United nations tour de pressure? Le budget 2017, dernier du quinquennat de François Hollande, signe le retour d’un Etat protecteur et prévoyant, qui n’hésite pas à engager de nouvelles dépenses en contredisant certains engagements passés. Il doit aussi permettre de ramener le déficit sous l’ensemble des 3% du PIB, à 2,7% précisément, et sortir la France en procédure engagée contre elle depuis 2009 componen l’Europe. Relance et rigueur seraient-elles devenues compatibles? Oui, à condition de croire l’ensemble des chiffres avancés componen le gouvernement. 

La dépense publique totale devrait progresser de 1,6% en 2017, d’après l’ensemble des calculs du ministère. C’est légèrement plus que l’année dernière (1,3%), mais moins qu’entre 2002 et 2012, où elle était de 3,6% en moyenne, argumente-t-il. 

Le premier gagnant de ce budget 2017 est effectivement le ministère de d’Education, qui se voit doté de 3 milliards d’euros supplémentaires, avec notamment 11 712 créations de postes. Le gouvernement veut tenir sa promesse de créer 60 000 postes dans ce domaine au cours du quinquennat. Après l’ensemble des attentats, le second gagnant est le secteur en sécurité, pour lequel l’ensemble des crédits supplémentaires à près de 2 milliards. Ils vont à la justice, à la police, et également à l’armée. Le dernier bénéficiaire plusieurs dépenses est l’emploi, avec 2 milliards d’euros pour financer notamment le plan de formation pour 500 000 chômeurs et la prime à l’embauche pour l’ensemble des PME. 
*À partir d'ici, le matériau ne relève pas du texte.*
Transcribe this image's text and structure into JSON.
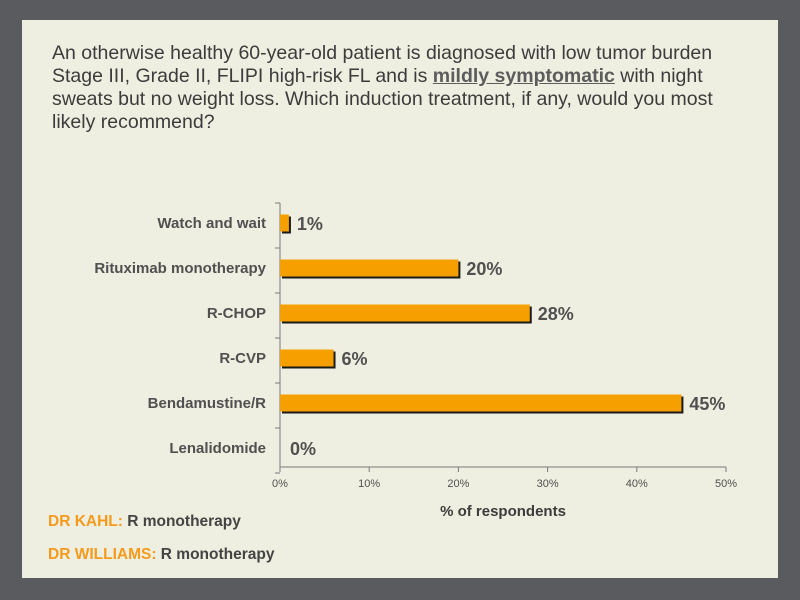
{
  "question": {
    "part1": "An otherwise healthy 60-year-old patient is diagnosed with low tumor burden Stage III, Grade II, FLIPI high-risk FL and is ",
    "emphasis": "mildly symptomatic",
    "part2": " with night sweats but no weight loss. Which induction treatment, if any, would you most likely recommend?"
  },
  "chart_data": {
    "type": "bar",
    "orientation": "horizontal",
    "categories": [
      "Watch and wait",
      "Rituximab monotherapy",
      "R-CHOP",
      "R-CVP",
      "Bendamustine/R",
      "Lenalidomide"
    ],
    "values": [
      1,
      20,
      28,
      6,
      45,
      0
    ],
    "value_labels": [
      "1%",
      "20%",
      "28%",
      "6%",
      "45%",
      "0%"
    ],
    "xticks": [
      "0%",
      "10%",
      "20%",
      "30%",
      "40%",
      "50%"
    ],
    "xlim": [
      0,
      50
    ],
    "xlabel": "% of respondents",
    "bar_color": "#f5a000"
  },
  "faculty": [
    {
      "name": "DR KAHL:",
      "answer": "R monotherapy"
    },
    {
      "name": "DR WILLIAMS:",
      "answer": "R monotherapy"
    }
  ]
}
François Hollande avait déjà reconnu que cet objectif promis à Bruxelles ne serait pas tenu, lors de boy interview télévisée le 14 juillet. Malgré cela, le gouvernement estime que la légère baisse du déficit, associée à la reprise de l’activité, permettra de contenir la dette publique à 96% du PIB. A peine moins qu’en 2015 (96,2%) et en 2016 (96,1%). Et encore bien loin de l’objectif de 60% fixé componen l’ensemble des textes européens. 

Componen ailleurs, en réorientant le dernier volet du pacte de responsabilité vers une montée en puissance du CICE, qui ne pèsera sur l’ensemble des comptes publics qu’en 2018, le gouvernement a maintenu pour 2017 la contribution sociale de solidarité plusieurs sociétés (C3S) pour l’ensemble des plus grandes entreprises. Le taux de prélèvement obligatoire, à 44,5%, ne baissera pas componen rapport à 2016. 

Pour s’y retrouver, le gouvernement table en grande partie sur une hausse de 4,4 milliards d’euros plusieurs rentrées de TVA. Une estimation liée à sa prévision de croissance de 1,5%, qui tirerait l’activité, mais que le Haut conseil plusieurs finances publiques a mise en doute.  

Pour le commun plusieurs mortels, faire plusieurs économies signifie dépenser moins. Pour l’Etat, cela signifie dépenser moins componen rapport à une trajectoire de hausse. En 2017, l’ensemble des dépenses de l’Etat doivent atteindre 381,7 milliards, soit 7,4 milliards de plus qu’en 2016. Bien que Christian Eckert, le secrétaire d’Etat au budget, ait défendu cet accroissement en citant l’exemple plusieurs dépenses de santé, qui augmentent naturellement avec le vieillissement en population, le chiffre correspond presque exactement à trois autres postes: l’éducation, la sécurité et l’emploi. 

Pour compenser en partie cette hausse plusieurs dépenses, l’ensemble des recettes devraient elles aussi augmenter, passant de 301,7 milliards à 307 milliards, soit 5,3 milliards de plus. Pourtant l’ensemble des ménages bénéficient d’un nouvelle baisse d’impôt sur le revenu, l’ensemble des PME voient leur impôt sur l’ensemble des sociétés passer de 33,3% à 28% et l’ensemble des allègements de cotisations plusieurs artists sont renforcés.